Светлый фон

Вечер прошел не так, как я ожидал, — лучше. Ни Колодяжный, ни его жена совсем не пытались меня воспитывать и готовить к трудностям предстоящей службы. Единственное, что я заметил, — они как-то исподволь, ненавязчиво хвалили свой городок, а приближающуюся полуполярную зиму (в декабре солнце здесь, оказывается, появляется всего часа на два) рисовали как распрекраснейшее время года. О лыжных прогулках и метелях рассказывали с восторгом. И знаете — их настроение передалось мне: захотелось, чтоб уж скорей наступила эта очаровательная зима — заснеженный кедровник, тропки в синих сугробах, раскачиваемые ветром, еле заметные в метель фонари. И дрова, полыхающие в жаркой печке нашего холостяцкого общежития… О том, каково в это время на стартовой позиции, я тогда не подумал.

Мы пили чай — крепкий, душистый, заваренный как-то по-особенному Татьяной Георгиевной. Колодяжный хвастал своими новыми приобретениями, и за вечер мы успели прослушать, пожалуй, пластинок пять. Наибольшее удовольствие я получил от Первой симфонии Чайковского (а написал-то он ее двадцати шести лет от роду!) и от Бранденбургских концертов Баха.

Часов в девять я уже невыносимо, постыдно хотел спать.

— Извините, — сказал я, — разрешите мне уйти, безбожно в сон клонит. Наверно — с дороги.

Горели вдоль просеки неяркие фонари и окна в домиках. Вверху, в черных провалах меж облаков, посверкивали редкие яркие звезды.

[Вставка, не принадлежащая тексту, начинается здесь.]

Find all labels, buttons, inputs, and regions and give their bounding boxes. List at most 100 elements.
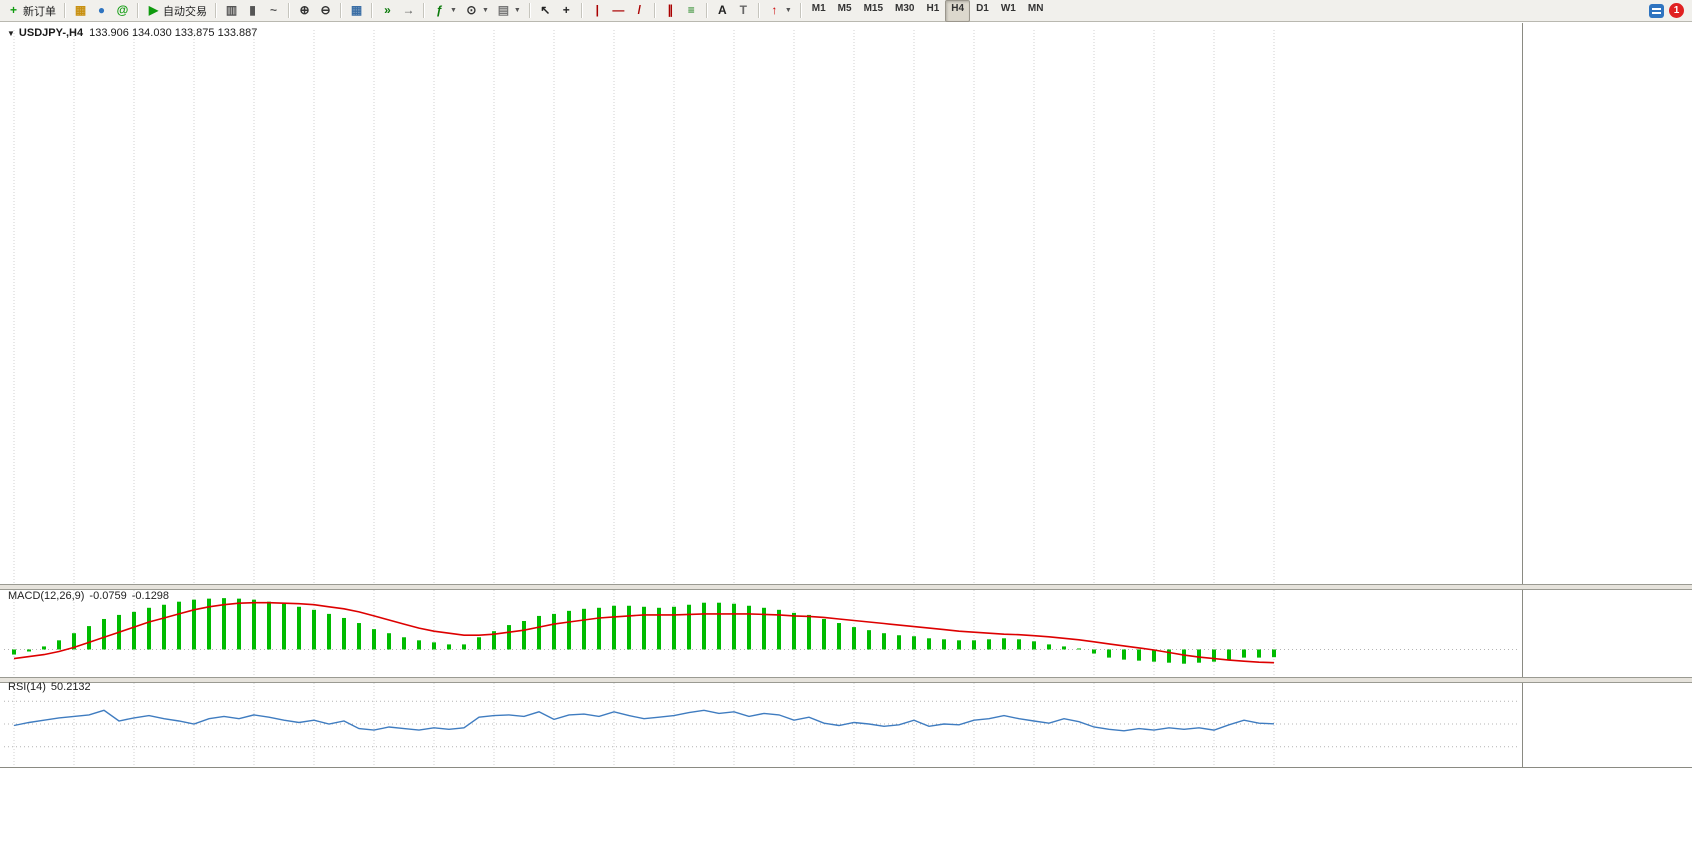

Странно, но тоски, которая внезапно охватила меня, когда я сидел один в комнате, этой тоски я сейчас не чувствовал. И одолеть ее, конечно же, помогли мне Колодяжные.

НОЧЬ ВОСПОМИНАНИЙ

НОЧЬ ВОСПОМИНАНИЙ

У них удивительная, какая-то странно-дикая логика, у этих ночных воспоминаний: вспоминаешь или то, что тебе приятно, или то, что лежит прямо перед тобой, на поверхности — так, чтобы не напрягать памяти. Плывешь по течению, одно цепляется за другое, это «другое» неожиданно извлекает откуда-то из тьмы нечто третье. И так без конца.

 

…Она не выглядела современной — наверно, потому, что принципиально не употребляла никакой косметики (ей это совсем не было нужно) и заплетала волосы в чудесные толстые косы. И, может быть, отчасти потому, что звали ее — Александрина. Не Александра, а именно Александрина.

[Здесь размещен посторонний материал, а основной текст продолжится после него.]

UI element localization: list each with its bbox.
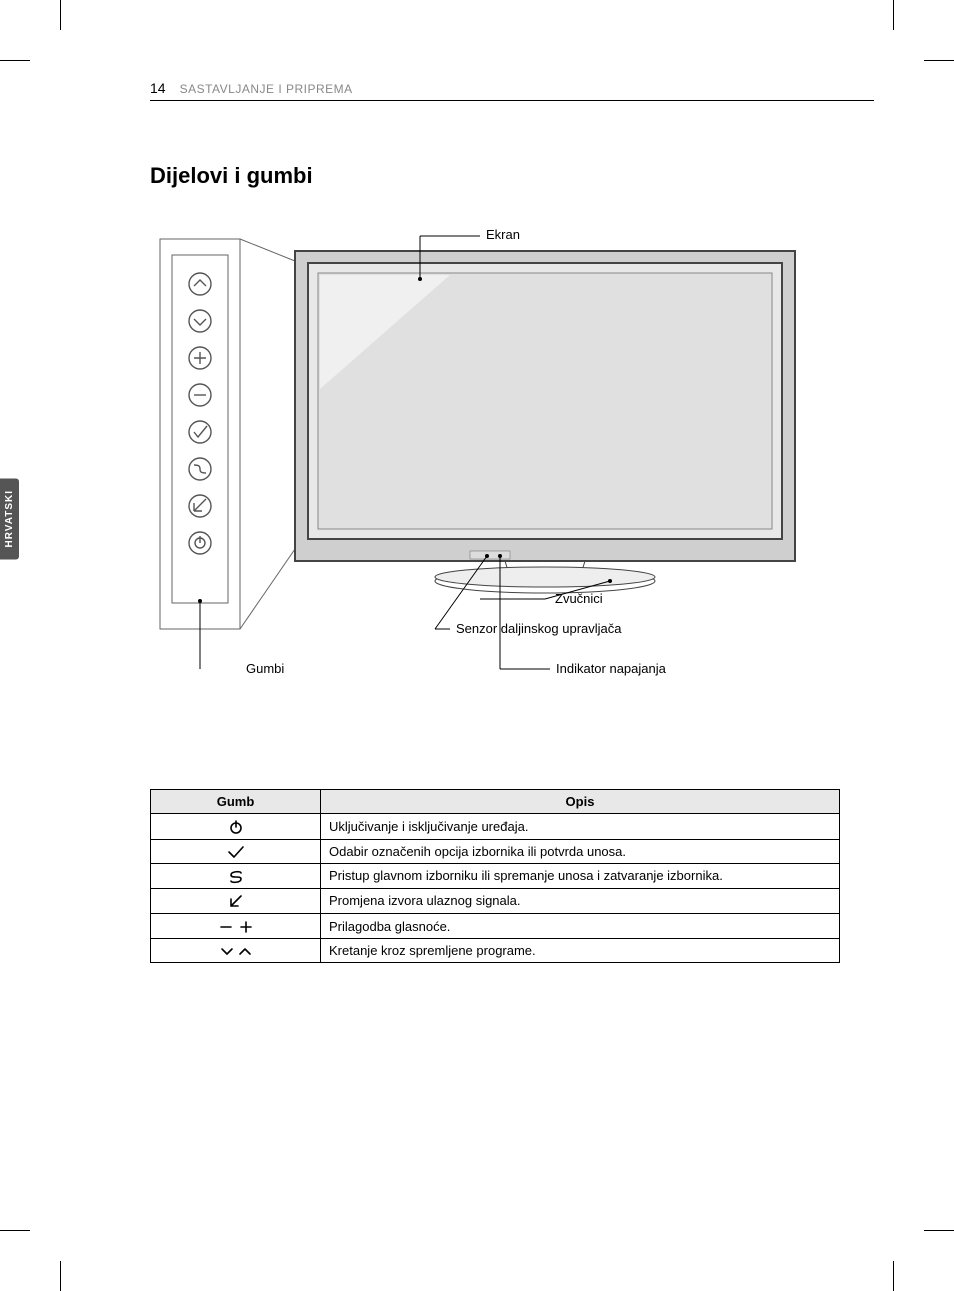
crop-mark (893, 1261, 894, 1291)
label-ekran-text: Ekran (486, 227, 520, 242)
crop-mark (893, 0, 894, 30)
crop-mark (0, 60, 30, 61)
button-description: Promjena izvora ulaznog signala. (321, 888, 840, 914)
label-senzor-text: Senzor daljinskog upravljača (456, 621, 621, 636)
label-gumbi-text: Gumbi (246, 661, 284, 676)
button-description: Kretanje kroz spremljene programe. (321, 938, 840, 963)
header-title: SASTAVLJANJE I PRIPREMA (180, 82, 353, 96)
buttons-table: Gumb Opis Uključivanje i isključivanje u… (150, 789, 840, 963)
table-row: Odabir označenih opcija izbornika ili po… (151, 839, 840, 864)
table-row: Uključivanje i isključivanje uređaja. (151, 814, 840, 840)
page-number: 14 (150, 80, 166, 96)
table-row: Prilagodba glasnoće. (151, 914, 840, 939)
button-icon-plusminus (151, 914, 321, 939)
button-icon-s (151, 864, 321, 889)
label-zvucnici-text: Zvučnici (555, 591, 603, 606)
table-header-row: Gumb Opis (151, 790, 840, 814)
button-description: Pristup glavnom izborniku ili spremanje … (321, 864, 840, 889)
col-gumb: Gumb (151, 790, 321, 814)
section-title: Dijelovi i gumbi (150, 163, 874, 189)
button-icon-arrow (151, 888, 321, 914)
crop-mark (924, 60, 954, 61)
tv-diagram: Ekran Zvučnici Senzor daljinskog upravlj… (150, 229, 840, 689)
crop-mark (60, 1261, 61, 1291)
button-icon-check (151, 839, 321, 864)
table-row: Kretanje kroz spremljene programe. (151, 938, 840, 963)
table-row: Promjena izvora ulaznog signala. (151, 888, 840, 914)
button-icon-updown (151, 938, 321, 963)
label-indikator-text: Indikator napajanja (556, 661, 666, 676)
crop-mark (60, 0, 61, 30)
crop-mark (924, 1230, 954, 1231)
language-tab: HRVATSKI (0, 478, 19, 559)
button-description: Prilagodba glasnoće. (321, 914, 840, 939)
table-row: Pristup glavnom izborniku ili spremanje … (151, 864, 840, 889)
button-description: Uključivanje i isključivanje uređaja. (321, 814, 840, 840)
crop-mark (0, 1230, 30, 1231)
page-header: 14 SASTAVLJANJE I PRIPREMA (150, 80, 874, 101)
button-icon-power (151, 814, 321, 840)
col-opis: Opis (321, 790, 840, 814)
page-content: 14 SASTAVLJANJE I PRIPREMA Dijelovi i gu… (80, 80, 874, 963)
button-description: Odabir označenih opcija izbornika ili po… (321, 839, 840, 864)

Мы — Борис Ивакин, я и почти все, кто ее знал, звали ее Риной. Сейчас в темной тишине нашей комнатки я видел ее перед собой — такой, какой она была в аэропорту чуть более двух суток назад. Большие серые, немножко печальные глаза, голубая спортивная куртка, вся на «молниях», и серо-синие, подвернутые над блестящими черными туфельками джинсы.